Ah, fair enough, a greenhouse for luxury plants and getting a head start on vegetables is a good idea, as a supplement to whatever they can actually grow outside. It's just that few people get how many acres of land it takes to feed a person.

Underground housing is a decent idea for where they are assuming they have engineers capable of pulling it off. Underground growing runs into the problem that since the plants are surrounded by dirt on four sides, they only get four or five hours of direct sunlight a day instead of 12, and they're going to need all they can get to grow there.

Hydropower is possible but assuming their pictures are the actual land and not some stock photo, it looks far too dry to have a good river on it as opposed to a seasonal stream. Maintaining a hydroplant year-round is going to require that they build a dam in order to have a reservoir to power it during the dry season. That's going to run into all sorts of other issues, both the fact that usually building a reservoir is strongly controlled by the state* and you need a pretty solid engineering team to build a dam and hydroelectric plant.

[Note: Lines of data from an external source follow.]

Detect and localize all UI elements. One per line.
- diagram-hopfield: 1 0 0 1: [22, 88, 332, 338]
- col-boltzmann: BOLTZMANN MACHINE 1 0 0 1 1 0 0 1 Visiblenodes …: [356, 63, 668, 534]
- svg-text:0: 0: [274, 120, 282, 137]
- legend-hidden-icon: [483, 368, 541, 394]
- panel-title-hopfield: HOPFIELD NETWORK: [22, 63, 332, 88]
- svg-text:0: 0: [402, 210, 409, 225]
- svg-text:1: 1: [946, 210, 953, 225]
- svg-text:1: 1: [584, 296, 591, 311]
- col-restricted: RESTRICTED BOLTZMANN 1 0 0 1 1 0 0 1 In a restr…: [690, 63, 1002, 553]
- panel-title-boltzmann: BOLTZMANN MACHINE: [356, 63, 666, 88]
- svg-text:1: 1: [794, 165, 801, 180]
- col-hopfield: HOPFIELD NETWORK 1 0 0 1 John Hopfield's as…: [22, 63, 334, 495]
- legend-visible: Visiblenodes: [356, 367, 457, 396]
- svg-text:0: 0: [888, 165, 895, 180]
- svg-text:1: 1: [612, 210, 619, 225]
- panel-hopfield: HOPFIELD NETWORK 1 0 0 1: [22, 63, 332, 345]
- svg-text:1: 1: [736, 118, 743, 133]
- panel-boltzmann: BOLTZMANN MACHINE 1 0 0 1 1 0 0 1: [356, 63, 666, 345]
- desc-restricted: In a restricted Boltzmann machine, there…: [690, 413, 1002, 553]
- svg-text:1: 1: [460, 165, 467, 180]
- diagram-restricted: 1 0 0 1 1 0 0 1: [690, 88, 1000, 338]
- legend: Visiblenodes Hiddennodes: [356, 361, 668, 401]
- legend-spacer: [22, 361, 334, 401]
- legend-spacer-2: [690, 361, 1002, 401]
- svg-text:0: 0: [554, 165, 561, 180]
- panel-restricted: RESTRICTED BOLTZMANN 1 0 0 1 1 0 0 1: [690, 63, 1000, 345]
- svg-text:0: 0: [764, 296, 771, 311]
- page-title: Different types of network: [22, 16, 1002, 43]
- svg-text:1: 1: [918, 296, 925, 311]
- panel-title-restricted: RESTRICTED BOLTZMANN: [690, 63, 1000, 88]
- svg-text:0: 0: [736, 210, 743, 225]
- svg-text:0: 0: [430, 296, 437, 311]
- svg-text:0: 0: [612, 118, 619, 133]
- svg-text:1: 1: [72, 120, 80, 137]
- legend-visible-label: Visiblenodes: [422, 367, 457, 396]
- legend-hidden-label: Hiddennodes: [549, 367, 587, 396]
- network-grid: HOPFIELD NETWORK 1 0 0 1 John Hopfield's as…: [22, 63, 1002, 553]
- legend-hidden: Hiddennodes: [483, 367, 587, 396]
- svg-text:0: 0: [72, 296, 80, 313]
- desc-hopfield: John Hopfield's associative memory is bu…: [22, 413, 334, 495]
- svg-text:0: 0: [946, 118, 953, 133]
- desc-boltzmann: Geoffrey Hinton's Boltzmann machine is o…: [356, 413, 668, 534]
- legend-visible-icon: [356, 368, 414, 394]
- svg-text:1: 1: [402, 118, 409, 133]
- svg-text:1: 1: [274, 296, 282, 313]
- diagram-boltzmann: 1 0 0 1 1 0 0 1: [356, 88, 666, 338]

*You do not technically own the water flowing in the river, and the folks downriver tend to get salty if you hoard it and there's nothing left for them, see the Water Wars where Arizona built themselves a brown-water navy to attack California for sucking too much out of the Colorado River. Black Hammer deciding they're also going to take a big chunk of that river for themselves is not going to go over well.